Laura’s Law provides a strict list of eligibility requirements for participation and is explicitly intended for individuals who are in crisis or recovering from a crisis caused by mental illness and for whom voluntary services are, unfortunately, not working.
“Laura’s Law will provide appropriate treatment services for our most vulnerable, reduce hospitalization and incarceration rates, and improve public safety for our residents,” stated
Supervisor Mark Farrell. “If we are truly serious about helping the most vulnerable in our community and ensuring that they are put on a path towards recovery and success – San Francisco cannot afford to stay idle anymore.”
“The proof is what we see on the streets every day in our City with too many people dealing with serious mental health issues like schizophrenia, often self-medicating with drugs and alcohol. That is why we need to do more, and change how we help those who are clearly suffering, and who cannot help themselves,” said Mayor Ed Lee. “These hard-to-reach individuals oftentimes do not steadily access treatment until they are compelled to do so through the criminal justice system, so I’m grateful that Supervisor Mark Farrell, Public Health Director Barbara Garcia, and a growing number of mental health experts and homeless advocates have endorsed this approach. Laura’s Law gives our City the ability to engage people into treatment before they are in crisis. And we must provide care before it comes to that, and the new CARES initiative will strengthen our current behavioral health system of care for those that need it the most.”

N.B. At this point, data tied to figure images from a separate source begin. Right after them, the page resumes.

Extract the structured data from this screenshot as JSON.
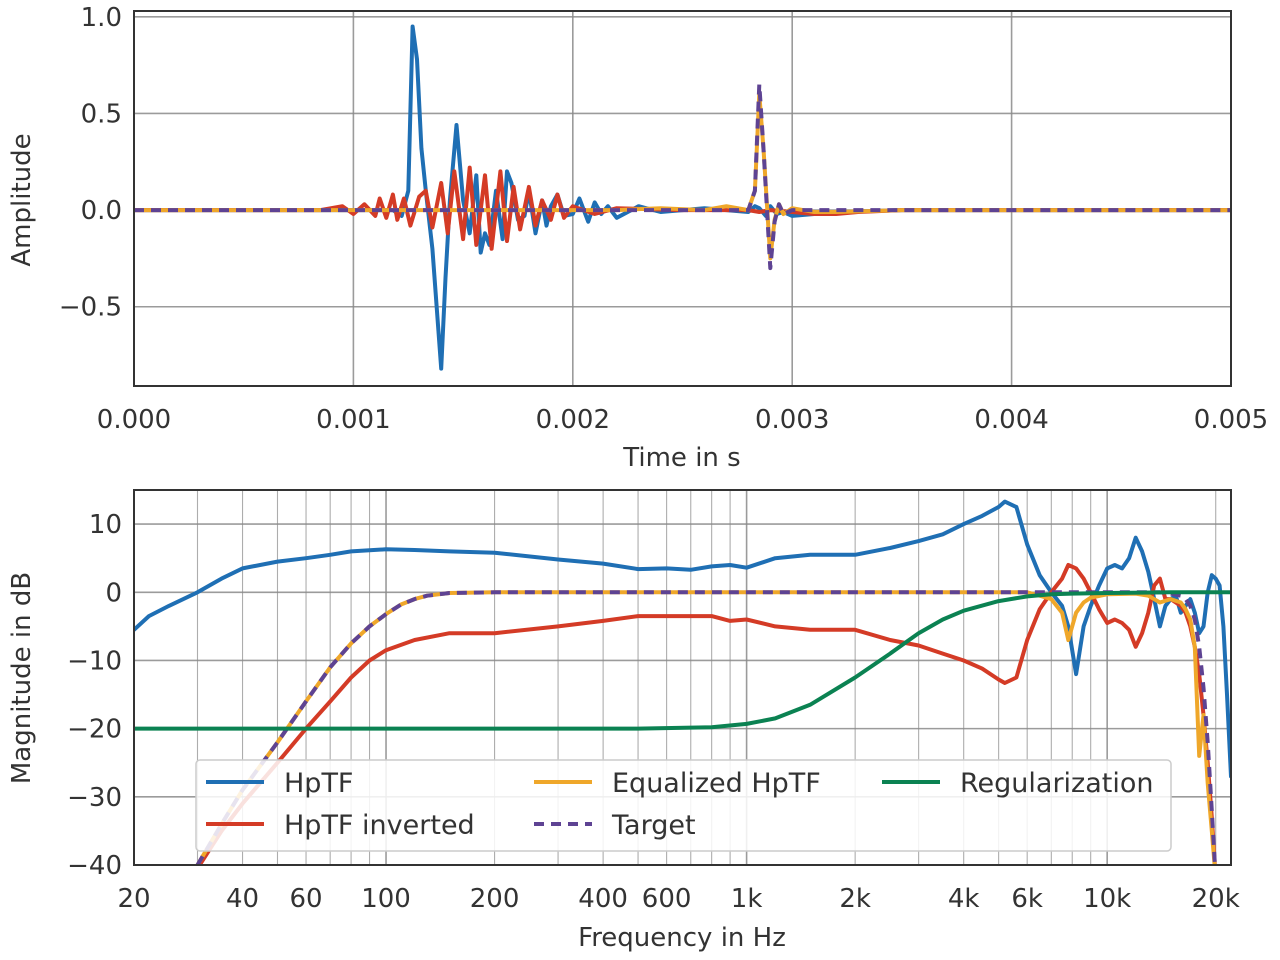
{
  "colors": {
    "hptf": "#1f6fb4",
    "hptf_inverted": "#d43b26",
    "equalized": "#efa72a",
    "target": "#5e4393",
    "regularization": "#0b8252",
    "grid": "#8a8a8a",
    "frame": "#333333"
  },
  "chart_data": [
    {
      "type": "line",
      "xlabel": "Time in s",
      "ylabel": "Amplitude",
      "xlim": [
        0,
        0.005
      ],
      "ylim": [
        -0.91,
        1.03
      ],
      "xticks": [
        0,
        0.001,
        0.002,
        0.003,
        0.004,
        0.005
      ],
      "xtick_labels": [
        "0.000",
        "0.001",
        "0.002",
        "0.003",
        "0.004",
        "0.005"
      ],
      "yticks": [
        1.0,
        0.5,
        0.0,
        -0.5
      ],
      "ytick_labels": [
        "1.0",
        "0.5",
        "0.0",
        "−0.5"
      ],
      "grid": true,
      "series": [
        {
          "name": "HpTF",
          "color_key": "hptf",
          "dash": false,
          "x": [
            0,
            0.0005,
            0.001,
            0.00118,
            0.00122,
            0.00125,
            0.00127,
            0.00129,
            0.00131,
            0.00133,
            0.00136,
            0.0014,
            0.00142,
            0.00144,
            0.00147,
            0.0015,
            0.00153,
            0.00156,
            0.00158,
            0.0016,
            0.00162,
            0.00165,
            0.00168,
            0.0017,
            0.00172,
            0.00175,
            0.00178,
            0.0018,
            0.00183,
            0.00186,
            0.00188,
            0.0019,
            0.00193,
            0.00196,
            0.002,
            0.00203,
            0.00207,
            0.0021,
            0.00213,
            0.00216,
            0.0022,
            0.0023,
            0.0024,
            0.0025,
            0.0026,
            0.0027,
            0.0028,
            0.00283,
            0.00285,
            0.00288,
            0.0029,
            0.00293,
            0.00296,
            0.003,
            0.0031,
            0.0032,
            0.0035,
            0.004,
            0.0045,
            0.005
          ],
          "y": [
            0,
            0,
            0,
            0.0,
            -0.03,
            0.1,
            0.95,
            0.78,
            0.32,
            0.1,
            -0.2,
            -0.82,
            -0.35,
            0.05,
            0.44,
            0.05,
            -0.12,
            0.18,
            -0.22,
            -0.12,
            -0.18,
            0.1,
            -0.15,
            0.2,
            0.14,
            -0.05,
            -0.03,
            0.1,
            -0.12,
            0.05,
            -0.08,
            0.02,
            0.08,
            -0.03,
            -0.02,
            0.06,
            -0.06,
            0.04,
            -0.02,
            0.02,
            -0.04,
            0.02,
            -0.01,
            0.0,
            0.01,
            0.0,
            -0.01,
            0.02,
            0.01,
            -0.03,
            0.02,
            -0.02,
            -0.01,
            -0.03,
            -0.02,
            -0.01,
            0.0,
            0.0,
            0.0,
            0.0
          ]
        },
        {
          "name": "HpTF inverted",
          "color_key": "hptf_inverted",
          "dash": false,
          "x": [
            0,
            0.0005,
            0.00085,
            0.00095,
            0.001,
            0.00105,
            0.0011,
            0.00112,
            0.00115,
            0.00118,
            0.0012,
            0.00123,
            0.00126,
            0.0013,
            0.00133,
            0.00136,
            0.0014,
            0.00143,
            0.00146,
            0.0015,
            0.00153,
            0.00156,
            0.0016,
            0.00163,
            0.00167,
            0.0017,
            0.00173,
            0.00176,
            0.0018,
            0.00183,
            0.00186,
            0.0019,
            0.00193,
            0.00196,
            0.002,
            0.0021,
            0.0022,
            0.0025,
            0.0028,
            0.00285,
            0.0029,
            0.003,
            0.0031,
            0.0032,
            0.0033,
            0.0035,
            0.004,
            0.0045,
            0.005
          ],
          "y": [
            0,
            0,
            0.0,
            0.02,
            -0.02,
            0.03,
            -0.03,
            0.06,
            -0.04,
            0.08,
            -0.05,
            0.06,
            -0.08,
            0.07,
            0.1,
            -0.09,
            0.14,
            -0.12,
            0.2,
            -0.15,
            0.22,
            -0.18,
            0.18,
            -0.2,
            0.2,
            -0.16,
            0.12,
            -0.1,
            0.12,
            -0.08,
            0.05,
            -0.05,
            0.08,
            -0.04,
            0.02,
            -0.02,
            0.01,
            0.0,
            0.0,
            -0.01,
            0.0,
            -0.01,
            -0.02,
            -0.02,
            -0.01,
            0.0,
            0.0,
            0.0,
            0.0
          ]
        },
        {
          "name": "Equalized HpTF",
          "color_key": "equalized",
          "dash": false,
          "x": [
            0,
            0.001,
            0.002,
            0.0022,
            0.0024,
            0.0026,
            0.0027,
            0.0028,
            0.00283,
            0.00285,
            0.00287,
            0.0029,
            0.00292,
            0.00294,
            0.00296,
            0.003,
            0.0031,
            0.0032,
            0.0035,
            0.004,
            0.0045,
            0.005
          ],
          "y": [
            0,
            0,
            0.0,
            0.0,
            0.01,
            0.0,
            0.02,
            0.0,
            0.1,
            0.6,
            0.3,
            -0.25,
            -0.05,
            0.03,
            -0.02,
            0.01,
            -0.01,
            -0.01,
            0.0,
            0.0,
            0.0,
            0.0
          ]
        },
        {
          "name": "Target",
          "color_key": "target",
          "dash": true,
          "x": [
            0,
            0.001,
            0.002,
            0.0027,
            0.0028,
            0.00283,
            0.00285,
            0.00287,
            0.0029,
            0.00292,
            0.00294,
            0.00296,
            0.003,
            0.0031,
            0.0035,
            0.004,
            0.005
          ],
          "y": [
            0,
            0,
            0,
            0,
            0.0,
            0.1,
            0.65,
            0.3,
            -0.3,
            -0.06,
            0.03,
            -0.02,
            0.0,
            0.0,
            0.0,
            0.0,
            0.0
          ]
        }
      ]
    },
    {
      "type": "line",
      "xscale": "log",
      "xlabel": "Frequency in Hz",
      "ylabel": "Magnitude in dB",
      "xlim": [
        20,
        22050
      ],
      "ylim": [
        -40,
        15
      ],
      "xticks": [
        20,
        40,
        60,
        100,
        200,
        400,
        600,
        1000,
        2000,
        4000,
        6000,
        10000,
        20000
      ],
      "xtick_labels": [
        "20",
        "40",
        "60",
        "100",
        "200",
        "400",
        "600",
        "1k",
        "2k",
        "4k",
        "6k",
        "10k",
        "20k"
      ],
      "yticks": [
        10,
        0,
        -10,
        -20,
        -30,
        -40
      ],
      "ytick_labels": [
        "10",
        "0",
        "−10",
        "−20",
        "−30",
        "−40"
      ],
      "grid": true,
      "legend": {
        "placement": "lower-center",
        "columns": 3,
        "entries": [
          {
            "label": "HpTF",
            "color_key": "hptf",
            "dash": false
          },
          {
            "label": "HpTF inverted",
            "color_key": "hptf_inverted",
            "dash": false
          },
          {
            "label": "Equalized HpTF",
            "color_key": "equalized",
            "dash": false
          },
          {
            "label": "Target",
            "color_key": "target",
            "dash": true
          },
          {
            "label": "Regularization",
            "color_key": "regularization",
            "dash": false
          }
        ]
      },
      "series": [
        {
          "name": "HpTF",
          "color_key": "hptf",
          "dash": false,
          "x": [
            20,
            22,
            25,
            30,
            35,
            40,
            50,
            60,
            70,
            80,
            100,
            120,
            150,
            200,
            300,
            400,
            500,
            600,
            700,
            800,
            900,
            1000,
            1200,
            1500,
            2000,
            2500,
            3000,
            3500,
            4000,
            4500,
            5000,
            5200,
            5600,
            6000,
            6500,
            7000,
            7500,
            7800,
            8200,
            8600,
            9000,
            9500,
            10000,
            10500,
            11000,
            11500,
            12000,
            12500,
            13000,
            13500,
            14000,
            14500,
            15000,
            15500,
            16000,
            16500,
            17000,
            17500,
            18000,
            18500,
            19000,
            19500,
            20000,
            20500,
            21000,
            21500,
            22050
          ],
          "y": [
            -5.5,
            -3.5,
            -2,
            0,
            2,
            3.5,
            4.5,
            5,
            5.5,
            6,
            6.3,
            6.2,
            6,
            5.8,
            4.8,
            4.2,
            3.4,
            3.5,
            3.3,
            3.8,
            4,
            3.6,
            5,
            5.5,
            5.5,
            6.5,
            7.5,
            8.5,
            10,
            11.2,
            12.5,
            13.3,
            12.5,
            7,
            2.5,
            0,
            -2,
            -5,
            -12,
            -5,
            -2,
            1,
            3.5,
            4,
            3.5,
            5,
            8,
            6,
            3,
            -1,
            -5,
            -2,
            -1,
            -0.5,
            -3,
            -2,
            -1,
            -3,
            -6,
            -5,
            0,
            2.5,
            2,
            1,
            -5,
            -15,
            -27
          ]
        },
        {
          "name": "HpTF inverted",
          "color_key": "hptf_inverted",
          "dash": false,
          "x": [
            30,
            35,
            40,
            50,
            60,
            70,
            80,
            90,
            100,
            120,
            150,
            200,
            300,
            400,
            500,
            600,
            700,
            800,
            900,
            1000,
            1200,
            1500,
            2000,
            2500,
            3000,
            3500,
            4000,
            4500,
            5000,
            5200,
            5600,
            6000,
            6500,
            7000,
            7500,
            7800,
            8200,
            8600,
            9000,
            9500,
            10000,
            10500,
            11000,
            11500,
            12000,
            12500,
            13000,
            13500,
            14000,
            14500,
            15000,
            15500,
            16000,
            16500,
            17000,
            17500,
            18000,
            18500,
            19000,
            19500,
            20000
          ],
          "y": [
            -40.5,
            -35,
            -31,
            -25,
            -20,
            -16,
            -12.5,
            -10,
            -8.5,
            -7,
            -6,
            -6,
            -5,
            -4.2,
            -3.5,
            -3.5,
            -3.5,
            -3.5,
            -4.2,
            -4,
            -5,
            -5.5,
            -5.5,
            -7,
            -7.8,
            -9,
            -10,
            -11.2,
            -12.8,
            -13.3,
            -12.5,
            -7,
            -2.5,
            0,
            2,
            4,
            3.5,
            2,
            0,
            -2.5,
            -4.5,
            -4,
            -4.5,
            -5.5,
            -8,
            -6,
            -3,
            1,
            2,
            -1,
            -1,
            -1.5,
            -2,
            -3,
            -5,
            -8,
            -12,
            -18,
            -25,
            -33,
            -42
          ]
        },
        {
          "name": "Equalized HpTF",
          "color_key": "equalized",
          "dash": false,
          "x": [
            30,
            35,
            40,
            50,
            60,
            70,
            80,
            90,
            100,
            110,
            120,
            130,
            150,
            200,
            500,
            1000,
            2000,
            4000,
            6000,
            6500,
            7000,
            7500,
            7800,
            8200,
            8600,
            9000,
            10000,
            12000,
            13000,
            14000,
            15000,
            16000,
            16500,
            17000,
            17500,
            18000,
            18500,
            19000,
            19500,
            20000
          ],
          "y": [
            -40,
            -34,
            -29,
            -22,
            -16,
            -11,
            -7.5,
            -5,
            -3.2,
            -1.8,
            -1,
            -0.5,
            -0.1,
            0,
            0,
            0,
            0,
            0,
            0,
            -0.5,
            -1,
            -3,
            -7,
            -3,
            -1.5,
            -0.8,
            -0.3,
            -0.2,
            -0.5,
            -1.5,
            -1,
            -1.5,
            -2.5,
            -4,
            -8,
            -24,
            -18,
            -28,
            -35,
            -42
          ]
        },
        {
          "name": "Target",
          "color_key": "target",
          "dash": true,
          "x": [
            30,
            35,
            40,
            50,
            60,
            70,
            80,
            90,
            100,
            110,
            120,
            130,
            150,
            200,
            500,
            1000,
            2000,
            4000,
            6000,
            8000,
            10000,
            12000,
            14000,
            15000,
            16000,
            16500,
            17000,
            17500,
            18000,
            18500,
            19000,
            19500,
            20000
          ],
          "y": [
            -40,
            -34,
            -29,
            -22,
            -16,
            -11,
            -7.5,
            -5,
            -3.2,
            -1.8,
            -1,
            -0.5,
            -0.1,
            0,
            0,
            0,
            0,
            0,
            0,
            0,
            0,
            0,
            0,
            -0.2,
            -0.5,
            -1,
            -2,
            -4,
            -8,
            -14,
            -22,
            -32,
            -42
          ]
        },
        {
          "name": "Regularization",
          "color_key": "regularization",
          "dash": false,
          "x": [
            20,
            100,
            500,
            800,
            1000,
            1200,
            1500,
            2000,
            2500,
            3000,
            3500,
            4000,
            5000,
            6000,
            7000,
            8000,
            10000,
            15000,
            22050
          ],
          "y": [
            -20,
            -20,
            -20,
            -19.8,
            -19.3,
            -18.5,
            -16.5,
            -12.5,
            -9,
            -6,
            -4,
            -2.7,
            -1.3,
            -0.6,
            -0.3,
            -0.2,
            -0.1,
            0,
            0
          ]
        }
      ]
    }
  ]
}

Numerous academic and government studies of AOT show that it drastically reduces hospitalization and incarceration rates, length of hospital stays, arrests, suicide attempts, victimization and violent behavior. For example, studies on New York State’s AOT law – Kendra’s Law – showed that among individuals under AOT in the community that: 74 percent fewer experienced homelessness, 77 percent fewer experienced psychiatric hospitalization, 83 percent fewer experienced arrest, and 87 percent fewer experienced incarceration. AOT has proven to be an effective form of treatment while also helping jurisdictions improve public safety and realize cost-savings over time.
"Currently, many of the acute psychiatric admissions at San Francisco General are associated with the patient having unilaterally stopped outpatient treatment; this is also a factor in many of the 7,300 annual visits to Psychiatric Emergency,” stated Dr. John Rouse – Attending Physician, San Francisco General Inpatient Psychiatry and Psychiatric Emergency Services. “Assisted outpatient treatment has the potential to reduce hospital visits significantly for some of the highest users of emergency services, and to improve their quality of life."
San Francisco will be able to receive additional funding through the State’s Mental Health Services Act that was recently amended in 2013 to explicitly state that AOT is eligible for MHSA funds. Laura’s Law will help San Francisco to make more effective use of existing resources to help treat those with mental illnesses.
To date, the initiative ordinance has the support of Mayor Ed Lee, Supervisors Scott Wiener, Katy Tang, and London Breed, City Attorney Dennis Herrera, District Attorney George Gascon, Police Chief Greg Suhr, Fire Chief Joanne Hayes White, Director of the Department of Public Health Barbara Garcia, numerous medical and public health doctors and officials, numerous mental health organizations, and many more.
Supervisor Farrell will work to schedule the initiative ordinance at the Rules Committee of the Board of Supervisors after the legislation sits for at least 30-days.